BUDAPEST, Aug. 17 (Xinhua) -- About 1,000 craftsmen will present their talents and their products at the 33rd Festival of Folk Arts, which started on Saturday at the Buda Royal Palace of the Hungarian capital, the organizer said.
"It's a holiday. On the one hand, we are preparing for Hungary's birthday (Aug. 20), and, on the other hand, to regain rank and recognition for work and handicrafts," Hungarian Minister of Agriculture Istvan Nagy told the opening ceremony.
Aug. 20 is the national holiday for Hungarians, celebrated with day-long festivities followed by fireworks throughout the country.
"The Festival of Folk Arts celebrates the craftsmanship of the whole Carpathian Basin, for the 33rd time.
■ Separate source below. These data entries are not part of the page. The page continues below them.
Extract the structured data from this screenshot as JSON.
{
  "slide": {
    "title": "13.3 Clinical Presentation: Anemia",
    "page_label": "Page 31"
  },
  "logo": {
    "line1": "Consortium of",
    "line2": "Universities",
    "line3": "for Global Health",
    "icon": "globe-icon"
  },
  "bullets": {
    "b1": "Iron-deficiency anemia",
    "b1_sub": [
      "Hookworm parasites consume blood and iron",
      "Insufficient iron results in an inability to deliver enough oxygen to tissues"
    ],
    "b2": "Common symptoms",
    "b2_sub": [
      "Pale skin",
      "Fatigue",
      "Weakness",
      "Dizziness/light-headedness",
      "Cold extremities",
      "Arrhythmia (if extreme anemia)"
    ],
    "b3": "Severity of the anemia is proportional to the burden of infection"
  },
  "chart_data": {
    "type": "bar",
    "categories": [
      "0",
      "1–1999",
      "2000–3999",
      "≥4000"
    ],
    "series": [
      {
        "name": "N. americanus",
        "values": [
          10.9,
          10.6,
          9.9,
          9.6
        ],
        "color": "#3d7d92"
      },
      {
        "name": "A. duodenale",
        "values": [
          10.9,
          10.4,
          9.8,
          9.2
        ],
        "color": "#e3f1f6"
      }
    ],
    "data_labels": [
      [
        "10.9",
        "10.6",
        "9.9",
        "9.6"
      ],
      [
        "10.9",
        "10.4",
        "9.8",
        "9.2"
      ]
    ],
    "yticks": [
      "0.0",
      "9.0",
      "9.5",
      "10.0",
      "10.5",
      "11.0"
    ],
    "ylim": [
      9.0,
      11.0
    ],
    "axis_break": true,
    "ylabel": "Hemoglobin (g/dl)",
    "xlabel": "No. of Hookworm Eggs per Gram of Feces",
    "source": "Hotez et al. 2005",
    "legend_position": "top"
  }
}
All ages can enjoy the event," Nagy added.
"Every year, the workshops -- where masters present special craft tricks and practices -- draw a great deal of interest," the organizer, the Association of Hungarian Folk Artists said in a statement.
Visitors are able to observe unique knowledge rooted in centuries of generational experience, immense humility and love, according to the statement.
During the four-day event, tradesmen move their workshops to the Buda Castle so that whoever would like to can try their hands at the many crafts.
These four days are the most significant meeting place for masters living in Hungary and abroad.
The special guests of the 33rd Festival of Folk Arts are crafts masters from China, Kazakhstan, Kyrgyzstan, Tajikistan and Uzbekistan.
During the four days of the festival, Hungary's greatest musicians, singers, folk dancers and story tellers will perform on the stage.
"When I was a child, we used to come here every year with my parents and brothers, we played with the wooden swords and ate sweet pastries," Andras Muller, a 21 year-old student told Xinhua.
"Today, I came with my girlfriend and we'll spend more time around fashion shows and concerts," he added.
The featured topic of the 33rd Festival of Folk Arts will be the crafting of traditional footwear, with special attention given to the slippers made in Szeged, in the South of Hungary, which have been the subject of renewed cultural interest in recent years.
Visitors will have access to exhibitions and fashion shows, and those who are interested can learn how to make the Szeged slippers, and see how these traditional designs have been reinvented by Hungarian contemporary folk artists.
The festival also hosts shoemakers from as far away as Morocco and Iceland, and a renowned Turkish shoemaker master displays some of the shoes they created for the Harry Potter movies.